I’ve been thinking about this problem. Most platforms lock you into one or two models, and you pay separately for each. But having access to 400+ models through a single subscription is a different problem—now you have to decide which one to use.
Like, if I’m building a Puppeteer workflow for browser automation analysis, do I use OpenAI’s GPT-4, Claude, Deepseek, or something else? They each have different strengths. Some are faster, some are more accurate for certain tasks, some cost less.
In a complex workflow with multiple steps, do you use the same model for every step? Or do you match the model to the task? If you match them, how do you do that without manually configuring each step?
I’m trying to understand if having all these models is actually useful or if it just adds paralysis. Does the platform help you pick the right model, or is that on you?
This is where Latenode’s approach shines. You don’t have to manually choose for every step. The platform handles model selection intelligently.
For most tasks, the default model works great. But when you need specific strengths—speed, accuracy, cost optimization—you can specify which model to use for that step.
What’s powerful is testing. You build your workflow once, then test different models to see which gives you the output you need. Some tasks prefer Claude for reasoning. Others are fine with a faster, cheaper model.
The genius part is you’re paying one subscription price regardless. So you experiment without worrying about per-API costs. Pick the model that works best for your actual use case, not the one you think you should use.
Start with the defaults. They’re solid. Then optimize specific steps if you need to.
I’ve worked with multiple models and honestly, the differences matter less than people think for most tasks. GPT-4 is great at reasoning and complex analysis. Claude is solid for text processing and coding. Deepseek is efficient and cheaper.
In a workflow, I match the model to the step. If I’m extracting data, a simpler model works fine. If I’m doing analysis or decision making, I pick Claude or GPT-4. If it’s just formatting, I use whatever is fastest.
The practical approach is: test your workflow with the default, see if it works, then only swap models if you hit performance or accuracy issues. Don’t overthink it upfront.
Model selection should be driven by task requirements, not availability. For browser automation workflows specifically, you need a model that understands JavaScript logic and can handle complex reasoning about page interactions. GPT-4 and Claude tend to perform better here. For data extraction and simple decisions, cheaper models work fine. The key is profiling your workflow steps and matching model capabilities to task complexity rather than defaulting to the most expensive option.
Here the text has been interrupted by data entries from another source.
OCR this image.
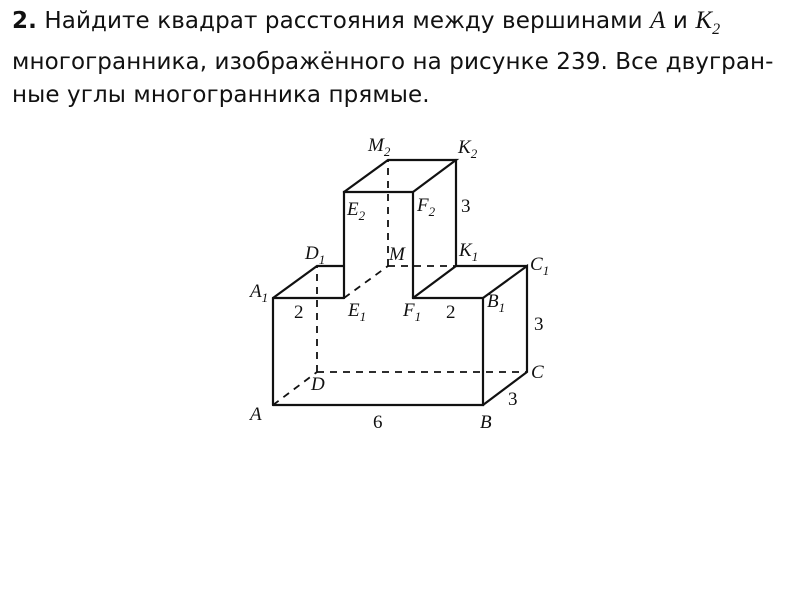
2. Найдите квадрат расстояния между вершинами A и $K_2$
многогранника, изображённого на рисунке 239. Все двугран-
ные углы многогранника прямые.
A	B
C
D
$A_1$	$B_1$
$C_1$
$D_1$
$E_1$ $F_1$
$K_1$
M
$E_2$	$F_2$
$K_2$
$M_2$
6
3
3
2	2
3
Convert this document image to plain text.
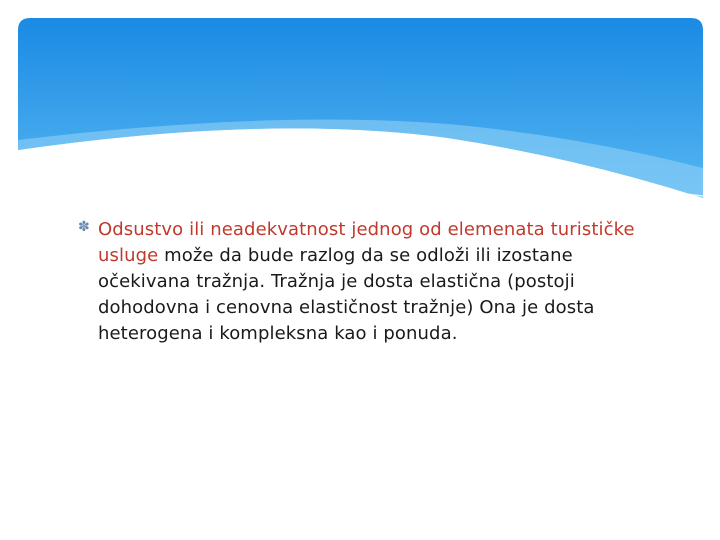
✽ Odsustvo ili neadekvatnost jednog od elemenata turističke usluge može da bude razlog da se odloži ili izostane očekivana tražnja. Tražnja je dosta elastična (postoji dohodovna i cenovna elastičnost tražnje) Ona je dosta heterogena i kompleksna kao i ponuda.
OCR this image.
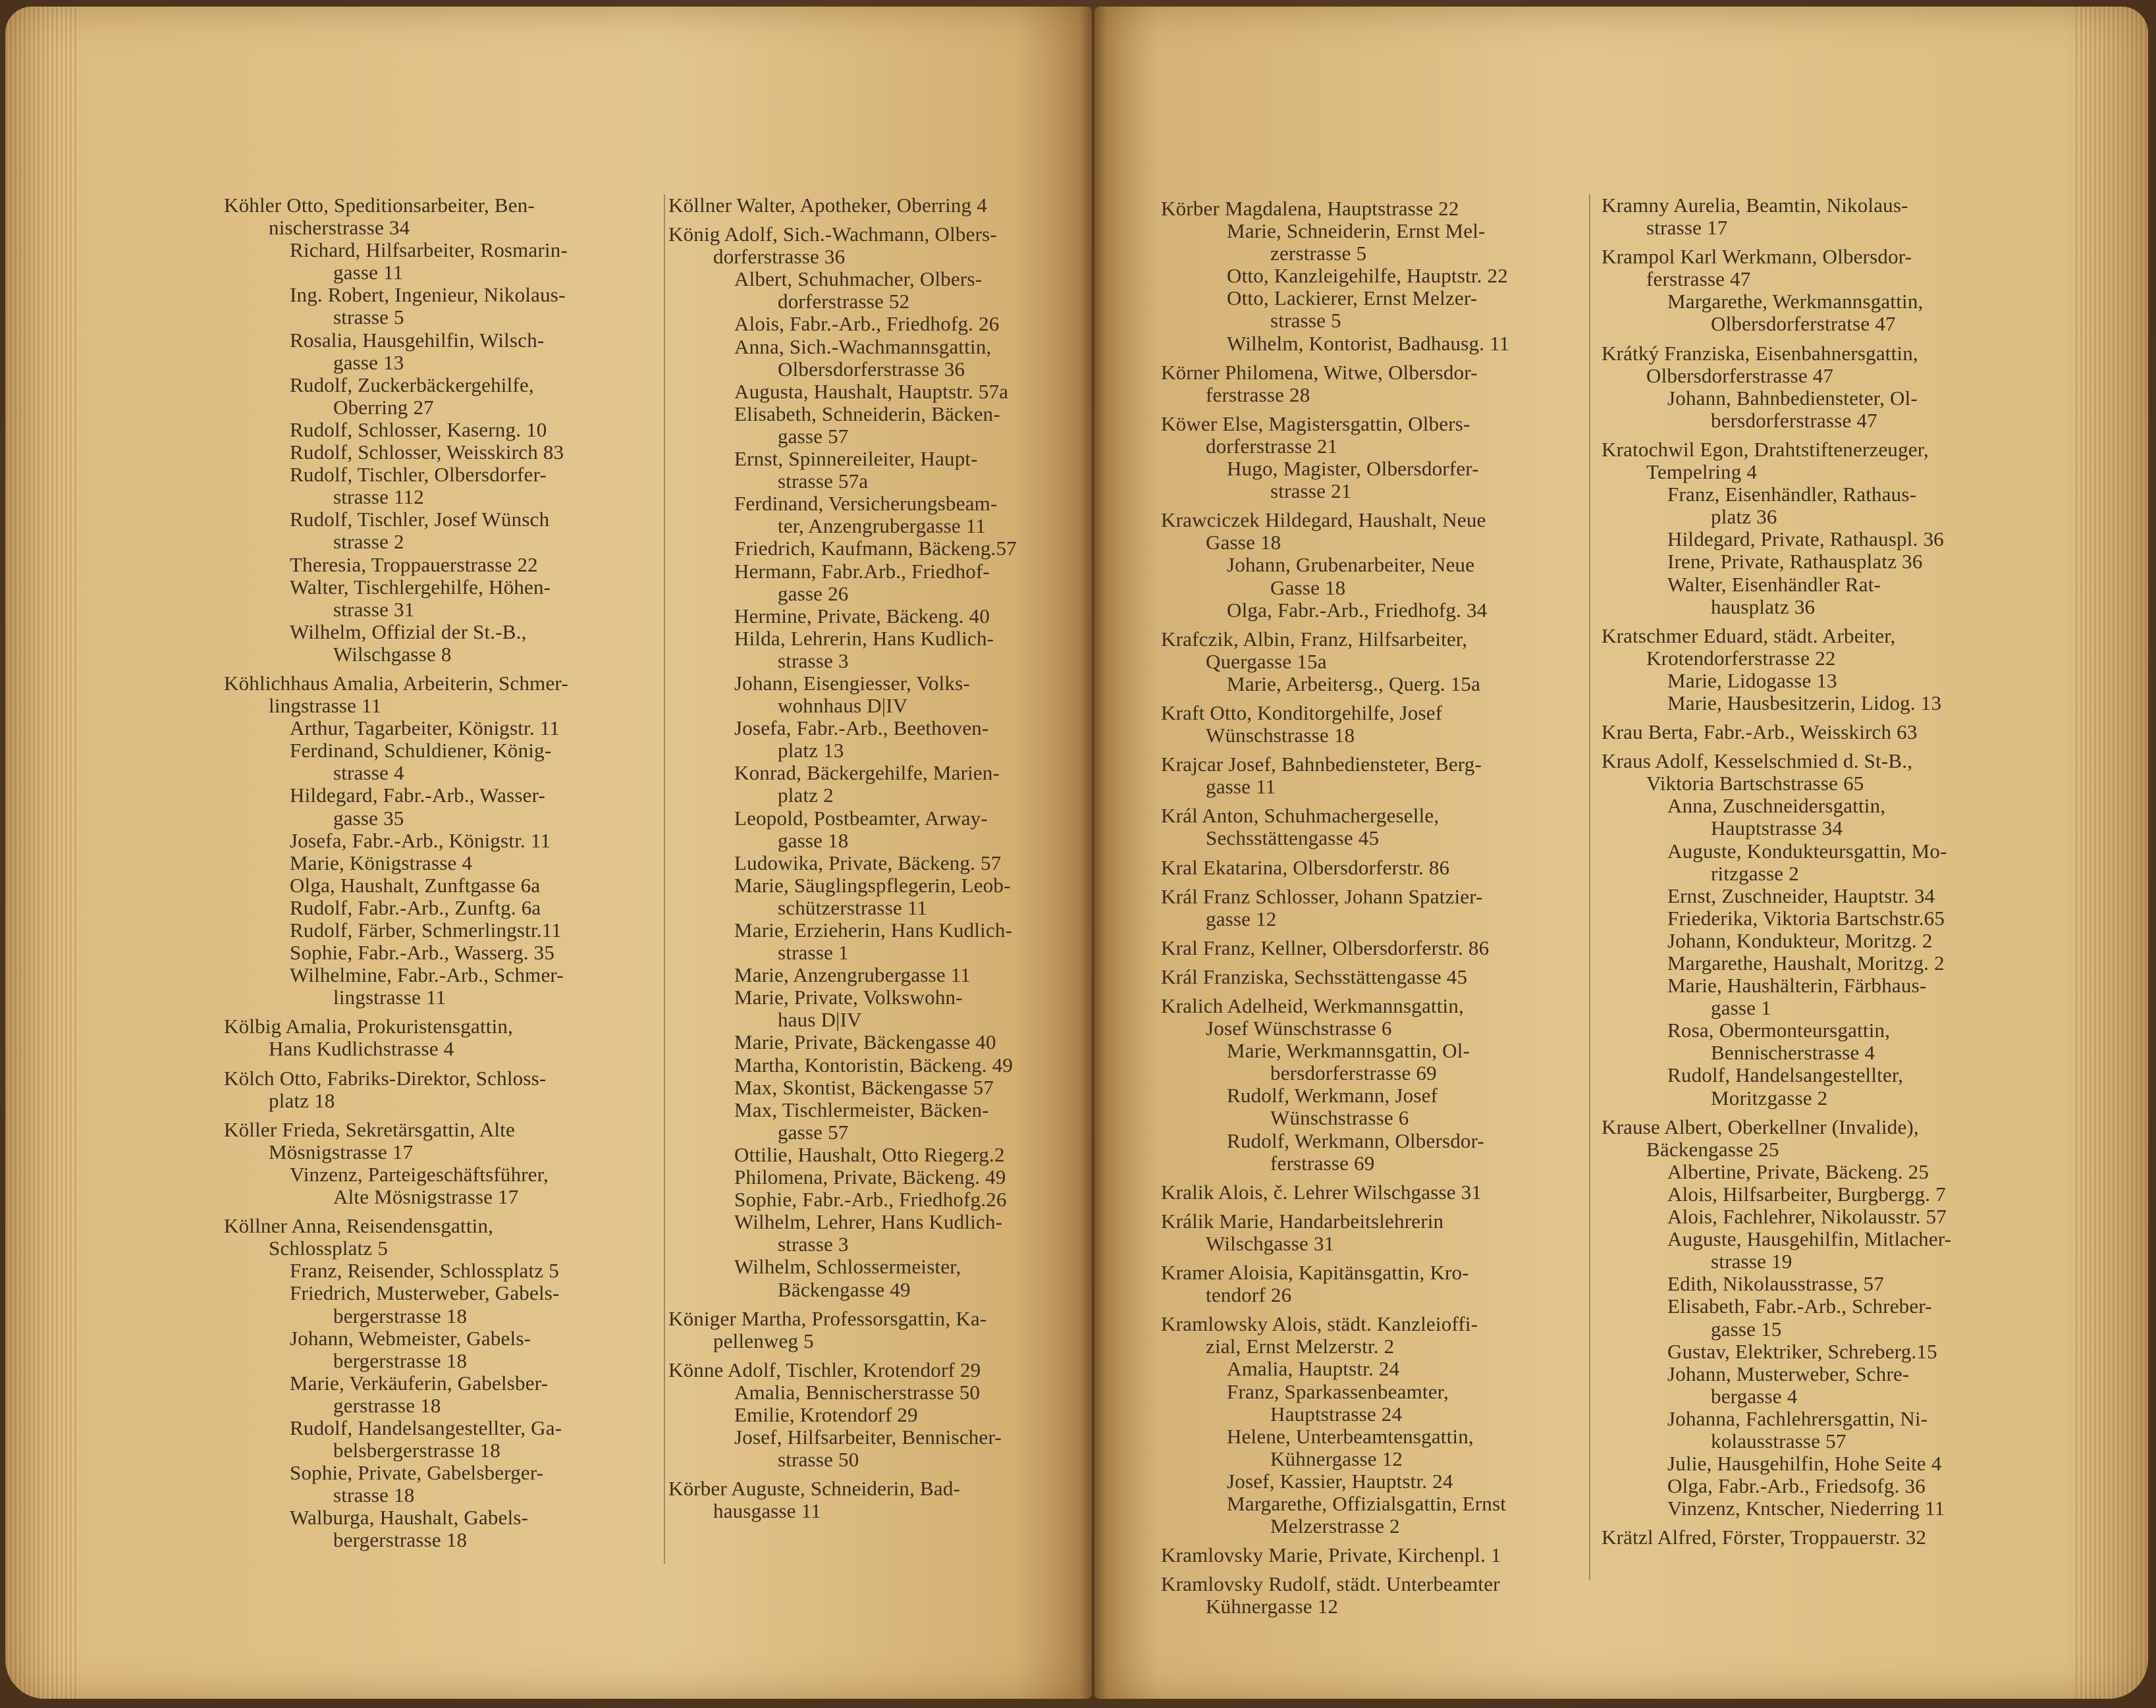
Köhler Otto, Speditionsarbeiter, Ben-
nischerstrasse 34
Richard, Hilfsarbeiter, Rosmarin-
gasse 11
Ing. Robert, Ingenieur, Nikolaus-
strasse 5
Rosalia, Hausgehilfin, Wilsch-
gasse 13
Rudolf, Zuckerbäckergehilfe,
Oberring 27
Rudolf, Schlosser, Kaserng. 10
Rudolf, Schlosser, Weisskirch 83
Rudolf, Tischler, Olbersdorfer-
strasse 112
Rudolf, Tischler, Josef Wünsch
strasse 2
Theresia, Troppauerstrasse 22
Walter, Tischlergehilfe, Höhen-
strasse 31
Wilhelm, Offizial der St.-B.,
Wilschgasse 8
Köhlichhaus Amalia, Arbeiterin, Schmer-
lingstrasse 11
Arthur, Tagarbeiter, Königstr. 11
Ferdinand, Schuldiener, König-
strasse 4
Hildegard, Fabr.-Arb., Wasser-
gasse 35
Josefa, Fabr.-Arb., Königstr. 11
Marie, Königstrasse 4
Olga, Haushalt, Zunftgasse 6a
Rudolf, Fabr.-Arb., Zunftg. 6a
Rudolf, Färber, Schmerlingstr.11
Sophie, Fabr.-Arb., Wasserg. 35
Wilhelmine, Fabr.-Arb., Schmer-
lingstrasse 11
Kölbig Amalia, Prokuristensgattin,
Hans Kudlichstrasse 4
Kölch Otto, Fabriks-Direktor, Schloss-
platz 18
Köller Frieda, Sekretärsgattin, Alte
Mösnigstrasse 17
Vinzenz, Parteigeschäftsführer,
Alte Mösnigstrasse 17
Köllner Anna, Reisendensgattin,
Schlossplatz 5
Franz, Reisender, Schlossplatz 5
Friedrich, Musterweber, Gabels-
bergerstrasse 18
Johann, Webmeister, Gabels-
bergerstrasse 18
Marie, Verkäuferin, Gabelsber-
gerstrasse 18
Rudolf, Handelsangestellter, Ga-
belsbergerstrasse 18
Sophie, Private, Gabelsberger-
strasse 18
Walburga, Haushalt, Gabels-
bergerstrasse 18
Köllner Walter, Apotheker, Oberring 4
König Adolf, Sich.-Wachmann, Olbers-
dorferstrasse 36
Albert, Schuhmacher, Olbers-
dorferstrasse 52
Alois, Fabr.-Arb., Friedhofg. 26
Anna, Sich.-Wachmannsgattin,
Olbersdorferstrasse 36
Augusta, Haushalt, Hauptstr. 57a
Elisabeth, Schneiderin, Bäcken-
gasse 57
Ernst, Spinnereileiter, Haupt-
strasse 57a
Ferdinand, Versicherungsbeam-
ter, Anzengrubergasse 11
Friedrich, Kaufmann, Bäckeng.57
Hermann, Fabr.Arb., Friedhof-
gasse 26
Hermine, Private, Bäckeng. 40
Hilda, Lehrerin, Hans Kudlich-
strasse 3
Johann, Eisengiesser, Volks-
wohnhaus D|IV
Josefa, Fabr.-Arb., Beethoven-
platz 13
Konrad, Bäckergehilfe, Marien-
platz 2
Leopold, Postbeamter, Arway-
gasse 18
Ludowika, Private, Bäckeng. 57
Marie, Säuglingspflegerin, Leob-
schützerstrasse 11
Marie, Erzieherin, Hans Kudlich-
strasse 1
Marie, Anzengrubergasse 11
Marie, Private, Volkswohn-
haus D|IV
Marie, Private, Bäckengasse 40
Martha, Kontoristin, Bäckeng. 49
Max, Skontist, Bäckengasse 57
Max, Tischlermeister, Bäcken-
gasse 57
Ottilie, Haushalt, Otto Riegerg.2
Philomena, Private, Bäckeng. 49
Sophie, Fabr.-Arb., Friedhofg.26
Wilhelm, Lehrer, Hans Kudlich-
strasse 3
Wilhelm, Schlossermeister,
Bäckengasse 49
Königer Martha, Professorsgattin, Ka-
pellenweg 5
Könne Adolf, Tischler, Krotendorf 29
Amalia, Bennischerstrasse 50
Emilie, Krotendorf 29
Josef, Hilfsarbeiter, Bennischer-
strasse 50
Körber Auguste, Schneiderin, Bad-
hausgasse 11
Körber Magdalena, Hauptstrasse 22
Marie, Schneiderin, Ernst Mel-
zerstrasse 5
Otto, Kanzleigehilfe, Hauptstr. 22
Otto, Lackierer, Ernst Melzer-
strasse 5
Wilhelm, Kontorist, Badhausg. 11
Körner Philomena, Witwe, Olbersdor-
ferstrasse 28
Köwer Else, Magistersgattin, Olbers-
dorferstrasse 21
Hugo, Magister, Olbersdorfer-
strasse 21
Krawciczek Hildegard, Haushalt, Neue
Gasse 18
Johann, Grubenarbeiter, Neue
Gasse 18
Olga, Fabr.-Arb., Friedhofg. 34
Krafczik, Albin, Franz, Hilfsarbeiter,
Quergasse 15a
Marie, Arbeitersg., Querg. 15a
Kraft Otto, Konditorgehilfe, Josef
Wünschstrasse 18
Krajcar Josef, Bahnbediensteter, Berg-
gasse 11
Král Anton, Schuhmachergeselle,
Sechsstättengasse 45
Kral Ekatarina, Olbersdorferstr. 86
Král Franz Schlosser, Johann Spatzier-
gasse 12
Kral Franz, Kellner, Olbersdorferstr. 86
Král Franziska, Sechsstättengasse 45
Kralich Adelheid, Werkmannsgattin,
Josef Wünschstrasse 6
Marie, Werkmannsgattin, Ol-
bersdorferstrasse 69
Rudolf, Werkmann, Josef
Wünschstrasse 6
Rudolf, Werkmann, Olbersdor-
ferstrasse 69
Kralik Alois, č. Lehrer Wilschgasse 31
Králik Marie, Handarbeitslehrerin
Wilschgasse 31
Kramer Aloisia, Kapitänsgattin, Kro-
tendorf 26
Kramlowsky Alois, städt. Kanzleioffi-
zial, Ernst Melzerstr. 2
Amalia, Hauptstr. 24
Franz, Sparkassenbeamter,
Hauptstrasse 24
Helene, Unterbeamtensgattin,
Kühnergasse 12
Josef, Kassier, Hauptstr. 24
Margarethe, Offizialsgattin, Ernst
Melzerstrasse 2
Kramlovsky Marie, Private, Kirchenpl. 1
Kramlovsky Rudolf, städt. Unterbeamter
Kühnergasse 12
Kramny Aurelia, Beamtin, Nikolaus-
strasse 17
Krampol Karl Werkmann, Olbersdor-
ferstrasse 47
Margarethe, Werkmannsgattin,
Olbersdorferstratse 47
Krátký Franziska, Eisenbahnersgattin,
Olbersdorferstrasse 47
Johann, Bahnbediensteter, Ol-
bersdorferstrasse 47
Kratochwil Egon, Drahtstiftenerzeuger,
Tempelring 4
Franz, Eisenhändler, Rathaus-
platz 36
Hildegard, Private, Rathauspl. 36
Irene, Private, Rathausplatz 36
Walter, Eisenhändler Rat-
hausplatz 36
Kratschmer Eduard, städt. Arbeiter,
Krotendorferstrasse 22
Marie, Lidogasse 13
Marie, Hausbesitzerin, Lidog. 13
Krau Berta, Fabr.-Arb., Weisskirch 63
Kraus Adolf, Kesselschmied d. St-B.,
Viktoria Bartschstrasse 65
Anna, Zuschneidersgattin,
Hauptstrasse 34
Auguste, Kondukteursgattin, Mo-
ritzgasse 2
Ernst, Zuschneider, Hauptstr. 34
Friederika, Viktoria Bartschstr.65
Johann, Kondukteur, Moritzg. 2
Margarethe, Haushalt, Moritzg. 2
Marie, Haushälterin, Färbhaus-
gasse 1
Rosa, Obermonteursgattin,
Bennischerstrasse 4
Rudolf, Handelsangestellter,
Moritzgasse 2
Krause Albert, Oberkellner (Invalide),
Bäckengasse 25
Albertine, Private, Bäckeng. 25
Alois, Hilfsarbeiter, Burgbergg. 7
Alois, Fachlehrer, Nikolausstr. 57
Auguste, Hausgehilfin, Mitlacher-
strasse 19
Edith, Nikolausstrasse, 57
Elisabeth, Fabr.-Arb., Schreber-
gasse 15
Gustav, Elektriker, Schreberg.15
Johann, Musterweber, Schre-
bergasse 4
Johanna, Fachlehrersgattin, Ni-
kolausstrasse 57
Julie, Hausgehilfin, Hohe Seite 4
Olga, Fabr.-Arb., Friedsofg. 36
Vinzenz, Kntscher, Niederring 11
Krätzl Alfred, Förster, Troppauerstr. 32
Effective model selection requires understanding model characteristics: reasoning ability, speed, cost, specialization. GPT-4 excels at complex logical tasks but is slower. Claude handles nuanced context well. Smaller models offer speed and cost efficiency for straightforward tasks. In multi-step workflows, heterogeneous model selection—different models for different steps—optimizes for both performance and cost. Implement monitoring to track which model combinations produce best outcomes.